Tabii ya, bile bile kendi canımızı yakar mıyız, üzer miyiz, küstürür müyüz kendimizi dünyaya!
Mutlaka bir başkası olmalı, bir başkasına atmalı suçu.
Maalesef öyle değil. Maalesef bizi üzüntüye götüren de, canımızı yakan, ağlarken soluksuz bırakan yine bizim kendi seçimlerimiz. Yol ayrımlarında verdiğimiz kararlar, o mu bu mu diye arada kaldığımızda seçtiklerimiz, yolumuza eşlik etmesine karar verdiklerimiz ya da yolumuzdan ittiklerimiz…
Sözün özü yine biz…
Aslında böyle başlamayacaktım bu yazıya, çünkü uzak ilişkinin zorluklarını anlatmak var kafamda, ama nedense şu an hissettiklerimi belki de kendimi rahatlatmak adına söze dökeyim dedim.
Zaten en nihayetinde yaşadığım uzak ilişkinin de sorumlusu yine benim.
Şikayet edeceğim, sızlanacağım, tüh be diyeceğim ne varsa bundan sonraki satırlarda sorumlusu karşımdaki insan değil aslında, tek ve gerçek sorumlu benim.
İlk uzak ilişkimi lise son sınıfta yaşamıştım, İzmir’de okuyordu sevgilim, ben Eskişehir’deydim. O zaman teknoloji bu kadar gelişmemişti, çağrı atmak, 160 karaktere mesaj sığdırmak, bir ayda 100 kontörle idare etmek dönemiydi yaşadığımız. Harçlığa muhtaç olduğumuzdan öyle hadi özledim yanına geliyorum’lar da yoktu, yılda üç beş görüşürsek görüşürdük. Ama düşünüyorum da belki de güzel hayaller kurduğumuzdan o zaman bu kadar zor gelmemişti bana. Ben üniversiteyi kazanıp İzmir’e gidecektim, sonra okulu bitirip iş bulup happily ever after masalına imza atacaktık. Ama olmadı, ben Eskişehir’de bir üniversite kazandım, o orada çalışmaya başladı. Hayalleri temel yapmıştık sanırım çok katlı masalımıza, temelimiz yıkılınca masalımız da yıkıldı. İki yıl sürdürebildiğimiz aşkımız rüzgar olup uçup gitti. Şimdi o evli ve bir çocuğu var. Mutlu görünüyor. Acaba temelini neyle kurdu masalının, merak eder dururum…

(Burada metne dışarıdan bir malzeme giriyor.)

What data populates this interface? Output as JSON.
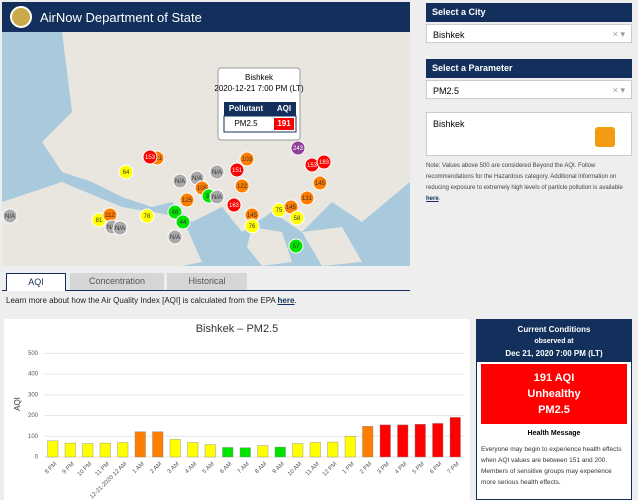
{
  "header": {
    "title": "AirNow Department of State"
  },
  "map": {
    "popup": {
      "city": "Bishkek",
      "time": "2020-12-21 7:00 PM (LT)",
      "columns": [
        "Pollutant",
        "AQI"
      ],
      "pollutant": "PM2.5",
      "aqi": 191
    },
    "markers": [
      "64",
      "81",
      "112",
      "N/A",
      "N/A",
      "78",
      "48",
      "44",
      "N/A",
      "N/A",
      "N/A",
      "105",
      "125",
      "121",
      "153",
      "N/A",
      "34",
      "N/A",
      "103",
      "151",
      "122",
      "163",
      "145",
      "76",
      "75",
      "145",
      "58",
      "131",
      "57",
      "153",
      "183",
      "145",
      "N/A",
      "243"
    ]
  },
  "tabs": [
    "AQI",
    "Concentration",
    "Historical"
  ],
  "learn_more": {
    "text": "Learn more about how the Air Quality Index [AQI] is calculated from the EPA ",
    "link": "here",
    "end": "."
  },
  "sidebar": {
    "city_label": "Select a City",
    "city": "Bishkek",
    "parameter_label": "Select a Parameter",
    "parameter": "PM2.5",
    "feed_title": "Bishkek",
    "note": "Note: Values above 500 are considered Beyond the AQI. Follow recommendations for the Hazardous category. Additional information on reducing exposure to extremely high levels of particle pollution is available ",
    "note_link": "here",
    "note_end": "."
  },
  "chart_data": {
    "type": "bar",
    "title": "Bishkek – PM2.5",
    "y_label": "AQI",
    "categories": [
      "8 PM",
      "9 PM",
      "10 PM",
      "11 PM",
      "12-21-2020 12 AM",
      "1 AM",
      "2 AM",
      "3 AM",
      "4 AM",
      "5 AM",
      "6 AM",
      "7 AM",
      "8 AM",
      "9 AM",
      "10 AM",
      "11 AM",
      "12 PM",
      "1 PM",
      "2 PM",
      "3 PM",
      "4 PM",
      "5 PM",
      "6 PM",
      "7 PM"
    ],
    "values": [
      78,
      67,
      65,
      67,
      70,
      122,
      122,
      85,
      70,
      60,
      46,
      45,
      55,
      48,
      65,
      70,
      72,
      100,
      148,
      155,
      155,
      158,
      162,
      191
    ],
    "colors": [
      "#ffff00",
      "#ffff00",
      "#ffff00",
      "#ffff00",
      "#ffff00",
      "#ff7e00",
      "#ff7e00",
      "#ffff00",
      "#ffff00",
      "#ffff00",
      "#00e400",
      "#00e400",
      "#ffff00",
      "#00e400",
      "#ffff00",
      "#ffff00",
      "#ffff00",
      "#ffff00",
      "#ff7e00",
      "#ff0000",
      "#ff0000",
      "#ff0000",
      "#ff0000",
      "#ff0000"
    ],
    "ylim": [
      0,
      550
    ],
    "yticks": [
      0,
      100,
      200,
      300,
      400,
      500
    ],
    "grid": true
  },
  "conditions": {
    "title": "Current Conditions",
    "observed": "observed at",
    "time": "Dec 21, 2020 7:00 PM (LT)",
    "aqi": "191 AQI",
    "category": "Unhealthy",
    "pollutant": "PM2.5",
    "health_title": "Health Message",
    "health_text": "Everyone may begin to experience health effects when AQI values are between 151 and 200. Members of sensitive groups may experience more serious health effects."
  }
}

Aradan yıllar geçti, bir daha yapamam dediğim olay bir şekilde başıma geldi yine. Hem de hiç beklemediğim bir anda. Bir yaz gününde sahilde otururken birden kara bulutlar çöker ve şiddetli bir yağmur başlar ya, o kadar ani, o kadar şaşırtan, o kadar ıslatan ve o kadar üşüten… İşte girizgahım tam da burada gerekli işte, hayat bana seçme şansı tanımadı deyip paragrafımı devam ettirmek isterdim ama tanıdı ne yalan söyleyelim. Gidene kadar pek çok noktada pek çok yol ayrımında bana bir fırsat sundu belki de, ben ya görmek istemedim ya da mutluluktan kalp olan gözlerim görmeme izin vermedi, bir şekilde bu yolu izlemeyi seçtim. Bilsem yolun ucunda burada yalnız kalacağımı yine seçer miydim? Yoksa yaşanacaksa yaşanacak ayrılıklar pişmanlıklar diye Don Kişotluğu sürdürür müydüm bilmiyorum!
Uzak ilişki…
Yüzüne, kokusuna hasret kalmak…
Sesini, elini tutuşunun sıcaklığı, başını omzuna yasladığında hissettiğin güveni özlemek…
Gün saymak, kimi zaman gün sayamamak…
İnsanlar zamanın geçmemesini dilerken, ah üç ay sonrası gelse de kavuşsak diye dua etmek…
Ömrünün, yıllarının, yaşlarının çabucak geçmesine müsaade etmek…
Hayal kuramamak, hayal kurmaya korkmak…
Çok sevmek, sevdikçe kendine kızmak, canın yanacak üzüleceksin diye duygularına ket vurmak…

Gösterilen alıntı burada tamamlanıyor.